A typical day is crazy at the minute. I am now home-based, so the working day consists of a lot of different Microsoft Teams meetings, while the volume of emails has increased as well. Our remote systems were set up fast and help the workload.

I have a director of finance above me, who I work very closely with. He oversees capital budgets, the building maintenance, hotel services, IT and the finance department. I’m in charge of all the accounting and the financial aspects. I manage a team of nine: the management accountants, the purchasing team, a purchase ledger clerk and an officer who deals with staff pay.

I spend a lot of time with the budget holders. I help them make best use of their budgets and resources, present new business cases, and gain grants for additional fundraising and activities. The budget holders include clinical staff, overhead departments and income generating departments.

The funding environment is very challenging. We are having to rethink how we go ahead and plan. One of the biggest challenges has been all the rewrites  – our shops closed and all our fundraising events were cancelled. It’s a massive issue for us.

Home-working has made the team more efficient. We won’t be returning to the offices when they reopen

Hospice UK was able to sort out government funding for hospices, but it has meant a lot of extra reporting. It has been like having another funding body that has to be notified about how we are doing and our financials.

My whole team had to move to home-working and get used to new environments and new ways of working. Resolving the initial IT problems while doing additional reporting has been hard, but we’ve done it. The team is more efficient now. Everyone has now opted to stay home-based. We won’t be returning to the offices when they reopen.

We have quite an old-fashioned accounts package. I am trying to merge all the finance, patient and sickness/absence information so managers can log in and see it all within one desktop app. They can see whether costs have gone up because sickness costs have gone up, whether savings on staff travel have come from patient numbers going down or more efficient logistics management.

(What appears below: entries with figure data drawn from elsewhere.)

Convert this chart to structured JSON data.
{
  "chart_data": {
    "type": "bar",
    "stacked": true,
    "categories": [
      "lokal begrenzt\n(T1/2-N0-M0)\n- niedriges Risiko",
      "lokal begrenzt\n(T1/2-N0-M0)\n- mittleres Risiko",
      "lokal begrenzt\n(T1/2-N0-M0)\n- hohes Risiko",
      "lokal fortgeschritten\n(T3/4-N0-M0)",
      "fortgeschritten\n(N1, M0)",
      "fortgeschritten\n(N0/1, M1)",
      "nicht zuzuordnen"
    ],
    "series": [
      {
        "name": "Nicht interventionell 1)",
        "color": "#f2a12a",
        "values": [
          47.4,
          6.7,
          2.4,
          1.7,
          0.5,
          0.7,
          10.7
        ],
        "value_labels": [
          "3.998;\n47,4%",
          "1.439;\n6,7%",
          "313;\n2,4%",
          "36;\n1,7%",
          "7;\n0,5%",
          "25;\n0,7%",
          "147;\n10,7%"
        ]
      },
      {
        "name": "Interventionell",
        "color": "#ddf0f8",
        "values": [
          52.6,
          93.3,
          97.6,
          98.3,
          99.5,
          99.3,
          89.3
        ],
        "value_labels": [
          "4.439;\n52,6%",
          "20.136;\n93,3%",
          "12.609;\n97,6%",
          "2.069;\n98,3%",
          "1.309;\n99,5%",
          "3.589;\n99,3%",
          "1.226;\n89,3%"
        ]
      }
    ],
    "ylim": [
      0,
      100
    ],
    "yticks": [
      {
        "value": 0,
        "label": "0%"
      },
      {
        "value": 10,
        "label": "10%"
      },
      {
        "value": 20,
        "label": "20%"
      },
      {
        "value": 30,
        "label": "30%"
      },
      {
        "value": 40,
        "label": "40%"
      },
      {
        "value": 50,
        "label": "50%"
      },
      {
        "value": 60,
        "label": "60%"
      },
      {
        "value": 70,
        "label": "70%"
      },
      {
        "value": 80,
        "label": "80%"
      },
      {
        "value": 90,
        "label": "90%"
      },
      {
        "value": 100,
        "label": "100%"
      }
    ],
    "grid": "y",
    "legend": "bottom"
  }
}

My advice to someone beginning their accounting career would be to have multiple experiences. Learn what good practice is and how to improve it, and then move on. It’s great knowing one organisation in full, but the more you know externally, the better it is. And do connect with other people in other organisations. We have a hospice finance forum and we share ideas.

I sit on a board for women in leadership, doing network meetings, where members can share problems in a very safe environment. It enables you to talk to someone external to your organisation who isn’t going to judge you. It’s peer-to-peer support.

I have a three-year-old daughter and a seven-year-old step-son. I have lots of family time with them. Flexible working means I can have my daughter here while working. I’ve also renovated a house. I like to be busy.